In my first extensively historiographical course in college, every time someone made a point about "scientists" or "feminists" or "social radicals," the professor would stop the conversation and ask, "but is that what they would have called themselves? How would they have defined their activities?" I was struck again by the importance of this question of self definition while reading Conner's blog post, in which he discusses experimenting with a pagan identity, and how attending the solstice helped to shape this identity through an experience of community.
In class, we encountered this issue repeatedly over the past week, while struggling with questions like "what is a heretic?" and "what is a Lollard?" "Lollard" itself is a term loaded with problematic associations: outside of its particular historical context, it means very little, but in the middle ages it was often an indistinct pejorative, as we saw in The Book of Margery Kempe. In the primary source documents we've read, none of the "Lollard" writers identify themselves as such; rather, they put the title in the mouths of ecclesiastical authorities: "... men which [bischoppis] clepen Lollardis (Bishop, 19)." Nor, as these documents further reveal, were their belief systems always identical.
Rather than opting to call themselves Lollards or heretics or even Wycliffites, the authors we've been reading self-identify as "pore men" and "trewe cristen men." Their identity is loosely grounded in a conviction in the importance of strict adherence to scripture and the commandments. They order their business, govern their household, and select their associates accordingly.
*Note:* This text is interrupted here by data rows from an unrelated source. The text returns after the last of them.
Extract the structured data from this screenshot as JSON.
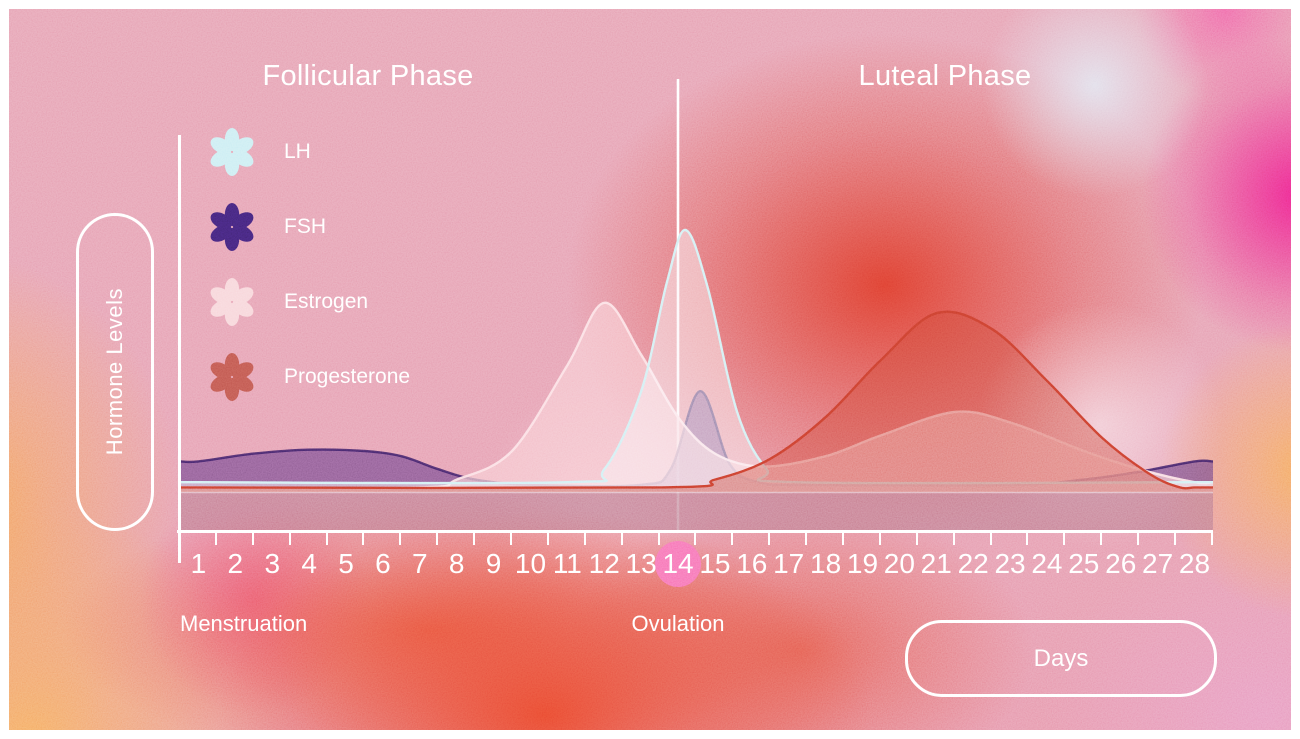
{
  "titles": {
    "follicular": "Follicular Phase",
    "luteal": "Luteal Phase"
  },
  "y_axis": {
    "label": "Hormone Levels"
  },
  "x_axis": {
    "label": "Days",
    "days": [
      "1",
      "2",
      "3",
      "4",
      "5",
      "6",
      "7",
      "8",
      "9",
      "10",
      "11",
      "12",
      "13",
      "14",
      "15",
      "16",
      "17",
      "18",
      "19",
      "20",
      "21",
      "22",
      "23",
      "24",
      "25",
      "26",
      "27",
      "28"
    ],
    "highlighted_day": "14",
    "highlight_color": "#f878b8"
  },
  "annotations": {
    "menstruation": "Menstruation",
    "ovulation": "Ovulation"
  },
  "legend": {
    "items": [
      {
        "label": "LH",
        "color": "#cdeef3",
        "icon": "flower-icon"
      },
      {
        "label": "FSH",
        "color": "#45277c",
        "icon": "flower-icon"
      },
      {
        "label": "Estrogen",
        "color": "#f8d7db",
        "icon": "flower-icon"
      },
      {
        "label": "Progesterone",
        "color": "#c25a52",
        "icon": "flower-icon"
      }
    ]
  },
  "chart_data": {
    "type": "area",
    "title": "Hormone levels across the 28-day menstrual cycle",
    "xlabel": "Days",
    "ylabel": "Hormone Levels",
    "x_range": [
      1,
      28
    ],
    "y_range": [
      0,
      100
    ],
    "grid": false,
    "legend_position": "upper-left",
    "ovulation_day": 14,
    "phases": [
      {
        "name": "Follicular Phase",
        "days": [
          1,
          14
        ]
      },
      {
        "name": "Luteal Phase",
        "days": [
          14,
          28
        ]
      }
    ],
    "series": [
      {
        "name": "LH",
        "stroke": "#d4f0f4",
        "fill": "rgba(252,243,247,0.5)",
        "points": [
          [
            1,
            3
          ],
          [
            11,
            3
          ],
          [
            12,
            8
          ],
          [
            13,
            38
          ],
          [
            13.7,
            80
          ],
          [
            14.2,
            100
          ],
          [
            14.8,
            78
          ],
          [
            15.6,
            30
          ],
          [
            16.4,
            8
          ],
          [
            17.2,
            3
          ],
          [
            28,
            3
          ]
        ]
      },
      {
        "name": "FSH",
        "stroke": "rgba(58,30,100,0.85)",
        "fill": "rgba(84,48,132,0.55)",
        "points": [
          [
            1,
            11
          ],
          [
            2.5,
            14
          ],
          [
            4,
            15.5
          ],
          [
            5.5,
            15
          ],
          [
            6.5,
            13
          ],
          [
            7.5,
            8
          ],
          [
            8.5,
            4
          ],
          [
            10,
            2
          ],
          [
            13,
            2
          ],
          [
            13.8,
            8
          ],
          [
            14.6,
            38
          ],
          [
            15.4,
            10
          ],
          [
            16.2,
            3
          ],
          [
            17.5,
            2
          ],
          [
            23,
            2
          ],
          [
            25,
            4
          ],
          [
            26.5,
            7
          ],
          [
            28,
            11
          ]
        ]
      },
      {
        "name": "Estrogen",
        "stroke": "rgba(252,226,230,0.95)",
        "fill": "rgba(249,206,212,0.68)",
        "points": [
          [
            1,
            1
          ],
          [
            7,
            1
          ],
          [
            8,
            4
          ],
          [
            9.5,
            15
          ],
          [
            11,
            48
          ],
          [
            12,
            72
          ],
          [
            13,
            52
          ],
          [
            14,
            28
          ],
          [
            15,
            14
          ],
          [
            16.3,
            9
          ],
          [
            18,
            13
          ],
          [
            19.5,
            21
          ],
          [
            21.5,
            30
          ],
          [
            23,
            26
          ],
          [
            25,
            15
          ],
          [
            26.5,
            8
          ],
          [
            28,
            3
          ]
        ]
      },
      {
        "name": "Progesterone",
        "stroke": "#cb4030",
        "fill": "rgba(206,72,55,0.45)",
        "points": [
          [
            1,
            1
          ],
          [
            13.5,
            1
          ],
          [
            15,
            4
          ],
          [
            16.5,
            12
          ],
          [
            18,
            28
          ],
          [
            19.5,
            50
          ],
          [
            21,
            68
          ],
          [
            22.5,
            62
          ],
          [
            24,
            42
          ],
          [
            25.5,
            20
          ],
          [
            26.8,
            6
          ],
          [
            27.6,
            1
          ],
          [
            28,
            1
          ]
        ]
      }
    ],
    "baseline_band_color": "rgba(190,125,145,0.7)"
  }
}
Unfortunately, the surviving records-- mainly either polemics or heresy trials-- make it easy to misread the movement as entirely grounded in opposition to the church, rather than a belief system with positivist claims. This has furthered a teleological view of these texts and their authors as a movement leading towards inevitable Protestant reformation-- indeed, as a premature reformation. Certainly the "trewe cristen men" were interested in personal reform-- in the care of their souls and the careful ordering of their households and social networks-- but we have yet to encounter, in the texts we've read, any investment in over-arching church overhaul. The "trewe men" place themselves outside of the church, but they don't take a hammer to its statuary or throw rocks through its windows.
In order to work with these texts as they are, and not through the lens of later agendas, we must begin by interrogating the claims that the authors make about themselves in their own historical moment. Now, as then, "Lollard" is a term that must be handled with care.